A new revival of David Mamet’s 1983 play, “Glengarry Glen Ross,” opened Monday at the Palace Theatre, and Culkin could have played real-estate agent Richard Roma as a loopy, unscrupulous and very beguiling schemer. Roma, as well as all the other Realtors here, is a real shyster. To his credit, Culkin delivers something new – for him. He never looks to charm with his off-centered delivery, and he actually embraces to great success the smallness of his character. It’s an approach Al Pacino does not take in the 1992 film version of “Glengarry,” where Roma emerges as something of a super-force in the real-estate biz.
“Glengarry,” as well as “The American Buffalo,” has now been revived three times on Broadway despite Mamet’s newer works (“China Doll” and “The Anarchist,” among them) taking a drubbing there. Why the continuing interest in these two earlier all-male dramas by Mamet? To digress a moment, Stephen Sondheim, no lover of opera, once opined that potboilers like “Tosca” continue to be performed because famous divas wanted to sing them, and so the audiences follow. A similar dynamic takes place with “Glengarry” and “Buffalo.” They offer actors a bunch of showy roles. Famous divos are attracted to that kind of high-profile material, and so the audiences follow.
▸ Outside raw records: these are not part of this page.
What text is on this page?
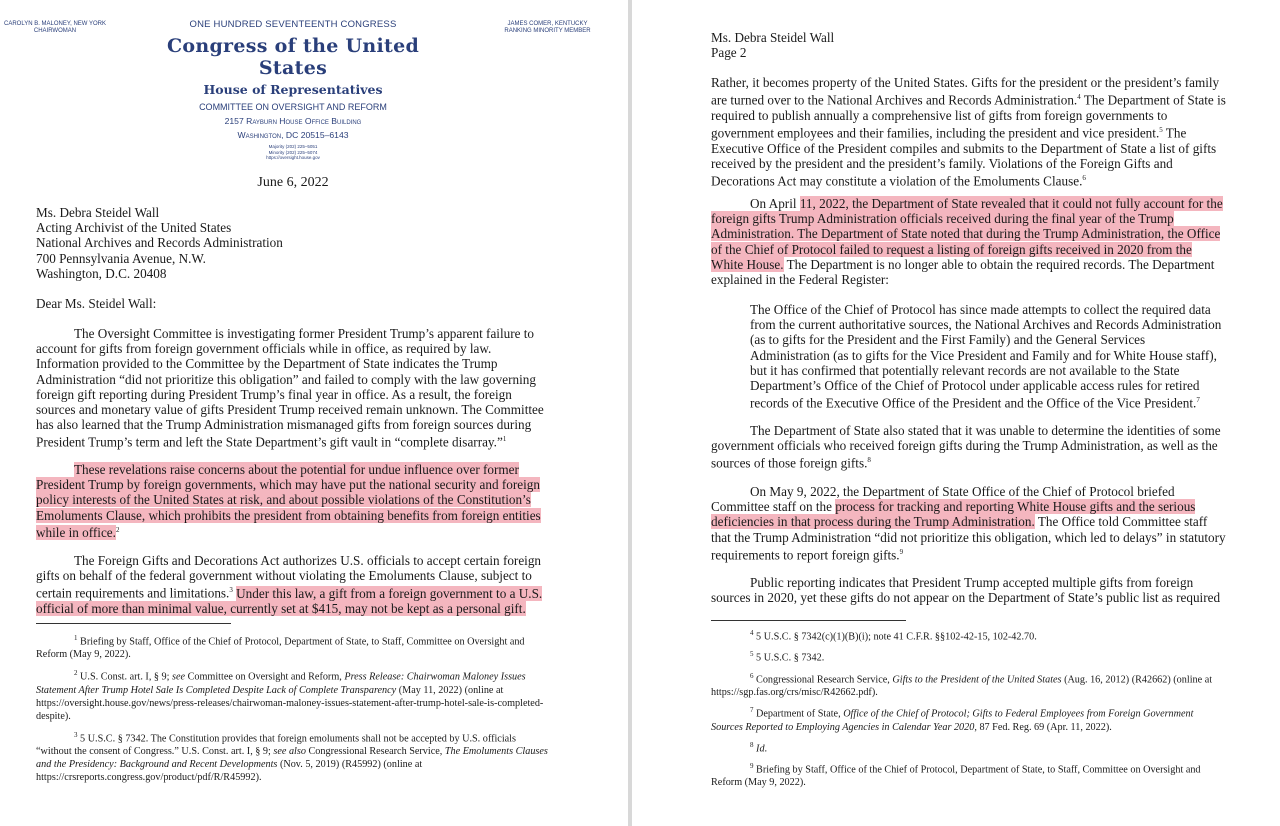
CAROLYN B. MALONEY, NEW YORK
CHAIRWOMAN
JAMES COMER, KENTUCKY
RANKING MINORITY MEMBER
ONE HUNDRED SEVENTEENTH CONGRESS
Congress of the United States
House of Representatives
COMMITTEE ON OVERSIGHT AND REFORM
2157 Rayburn House Office Building
Washington, DC 20515–6143
Majority (202) 225–5051
Minority (202) 225–5074
https://oversight.house.gov
June 6, 2022
Ms. Debra Steidel Wall
Acting Archivist of the United States
National Archives and Records Administration
700 Pennsylvania Avenue, N.W.
Washington, D.C. 20408
Dear Ms. Steidel Wall:

The Oversight Committee is investigating former President Trump’s apparent failure to account for gifts from foreign government officials while in office, as required by law. Information provided to the Committee by the Department of State indicates the Trump Administration “did not prioritize this obligation” and failed to comply with the law governing foreign gift reporting during President Trump’s final year in office. As a result, the foreign sources and monetary value of gifts President Trump received remain unknown. The Committee has also learned that the Trump Administration mismanaged gifts from foreign sources during President Trump’s term and left the State Department’s gift vault in “complete disarray.”$^1$

These revelations raise concerns about the potential for undue influence over former President Trump by foreign governments, which may have put the national security and foreign policy interests of the United States at risk, and about possible violations of the Constitution’s Emoluments Clause, which prohibits the president from obtaining benefits from foreign entities while in office.$^2$

The Foreign Gifts and Decorations Act authorizes U.S. officials to accept certain foreign gifts on behalf of the federal government without violating the Emoluments Clause, subject to certain requirements and limitations.$^3$ Under this law, a gift from a foreign government to a U.S. official of more than minimal value, currently set at $415, may not be kept as a personal gift.

$^1$ Briefing by Staff, Office of the Chief of Protocol, Department of State, to Staff, Committee on Oversight and Reform (May 9, 2022).

$^2$ U.S. Const. art. I, § 9; see Committee on Oversight and Reform, Press Release: Chairwoman Maloney Issues Statement After Trump Hotel Sale Is Completed Despite Lack of Complete Transparency (May 11, 2022) (online at https://oversight.house.gov/news/press-releases/chairwoman-maloney-issues-statement-after-trump-hotel-sale-is-completed-despite).

$^3$ 5 U.S.C. § 7342. The Constitution provides that foreign emoluments shall not be accepted by U.S. officials “without the consent of Congress.” U.S. Const. art. I, § 9; see also Congressional Research Service, The Emoluments Clauses and the Presidency: Background and Recent Developments (Nov. 5, 2019) (R45992) (online at https://crsreports.congress.gov/product/pdf/R/R45992).

Ms. Debra Steidel Wall
Page 2

Rather, it becomes property of the United States. Gifts for the president or the president’s family are turned over to the National Archives and Records Administration.$^4$ The Department of State is required to publish annually a comprehensive list of gifts from foreign governments to government employees and their families, including the president and vice president.$^5$ The Executive Office of the President compiles and submits to the Department of State a list of gifts received by the president and the president’s family. Violations of the Foreign Gifts and Decorations Act may constitute a violation of the Emoluments Clause.$^6$

On April 11, 2022, the Department of State revealed that it could not fully account for the foreign gifts Trump Administration officials received during the final year of the Trump Administration. The Department of State noted that during the Trump Administration, the Office of the Chief of Protocol failed to request a listing of foreign gifts received in 2020 from the White House. The Department is no longer able to obtain the required records. The Department explained in the Federal Register:

The Office of the Chief of Protocol has since made attempts to collect the required data from the current authoritative sources, the National Archives and Records Administration (as to gifts for the President and the First Family) and the General Services Administration (as to gifts for the Vice President and Family and for White House staff), but it has confirmed that potentially relevant records are not available to the State Department’s Office of the Chief of Protocol under applicable access rules for retired records of the Executive Office of the President and the Office of the Vice President.$^7$

The Department of State also stated that it was unable to determine the identities of some government officials who received foreign gifts during the Trump Administration, as well as the sources of those foreign gifts.$^8$

On May 9, 2022, the Department of State Office of the Chief of Protocol briefed Committee staff on the process for tracking and reporting White House gifts and the serious deficiencies in that process during the Trump Administration. The Office told Committee staff that the Trump Administration “did not prioritize this obligation, which led to delays” in statutory requirements to report foreign gifts.$^9$

Public reporting indicates that President Trump accepted multiple gifts from foreign sources in 2020, yet these gifts do not appear on the Department of State’s public list as required

$^4$ 5 U.S.C. § 7342(c)(1)(B)(i); note 41 C.F.R. §§102-42-15, 102-42.70.

$^5$ 5 U.S.C. § 7342.

$^6$ Congressional Research Service, Gifts to the President of the United States (Aug. 16, 2012) (R42662) (online at https://sgp.fas.org/crs/misc/R42662.pdf).

$^7$ Department of State, Office of the Chief of Protocol; Gifts to Federal Employees from Foreign Government Sources Reported to Employing Agencies in Calendar Year 2020, 87 Fed. Reg. 69 (Apr. 11, 2022).

$^8$ Id.

$^9$ Briefing by Staff, Office of the Chief of Protocol, Department of State, to Staff, Committee on Oversight and Reform (May 9, 2022).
“Glengarry” begins with three vignettes set in a Chinese restaurant. Each two-man episode has been performed ad nauseam in acting classes everywhere. Thanks to Scott Pask’s detailed set design, we can almost smell the Peking duck, if not the MSG. (Considering the seedy circumstances, maybe it should be the other way around.) In his scene, Culkin is easily the most understated of the Realtors in his pitch to a potential client (John Pirruccello, also nicely underperforming his role of a bumpkin). Playing real-estate salesman in the two other vignettes, Bob Odenkirk and Bill Burr take a very different approach. Like Pacino in the movie version, their acting dazzles. They play Mamet’s purposefully repetitious dialogue as if it were a solo concerto by Vivaldi. The technique on display is impressive, and it also misses the pettiness Culkin brings to his Realtor.
Odenkirk and Burr’s showiness is further emphasized by their respective low-key acting partners in the first act of “Glengarry.” Odenkirk’s Shelley Levene is trying to weasel some good leads out of the office’s manager (Donald Webber Jr.), and Burr’s Dave Moss is trying to weasel fellow salesman George Aaronow (Michael McKean) into stealing those leads from the office. Webber and McKean play the punching bags here. Mamet gives them a lot of downtime while their respective acting partner gets to hog the spotlight, and both Webber and McKean use their silences to enormous comic effect.
McKean, the oldest member of the ensemble, maintains his stoicism in the second act when the real estate office has been vandalized. He’s the sorry victim of an economy that forgets the connection between the salesman and what the salesman sells. He is what the other Realtors will be in a decade or two or three. McKean delivers a magnificent performance.
Act two features a lot of verbal showdowns between the Realtors and a law officer (Howard W. Overshown) who’s there to investigate the robbery. In one respect, the language is so brutal it throws into relief a past and disgraceful period in American office life where such macho behavior was not only tolerated but encouraged before the arbiters of political correctness came to the rescue.
At times, however, Patrick Marber’s direction doesn’t trust Mamet’s extreme language to do the job and he lets his actors go way over the top in their attacks on each other. Some of this overacting may be the result of playing the Palace Theatre, a 1,600-plus-seat venue that’s too large for such an intimate play. Then again, the audience loves these big performances, and several of these acting outbursts are rewarded with applause, which only further acts to dissipate the real drama.
Those wars of words become especially uncomfortable, if not downright anachronistic, now that the white Realtors tongue-lash on an office manager of color. Due to its pre-inflation dollar amounts for real estate, “Glengarry” remains locked in the year 1983, and no industry in America was more racist than the business of Fred and Donald Trump.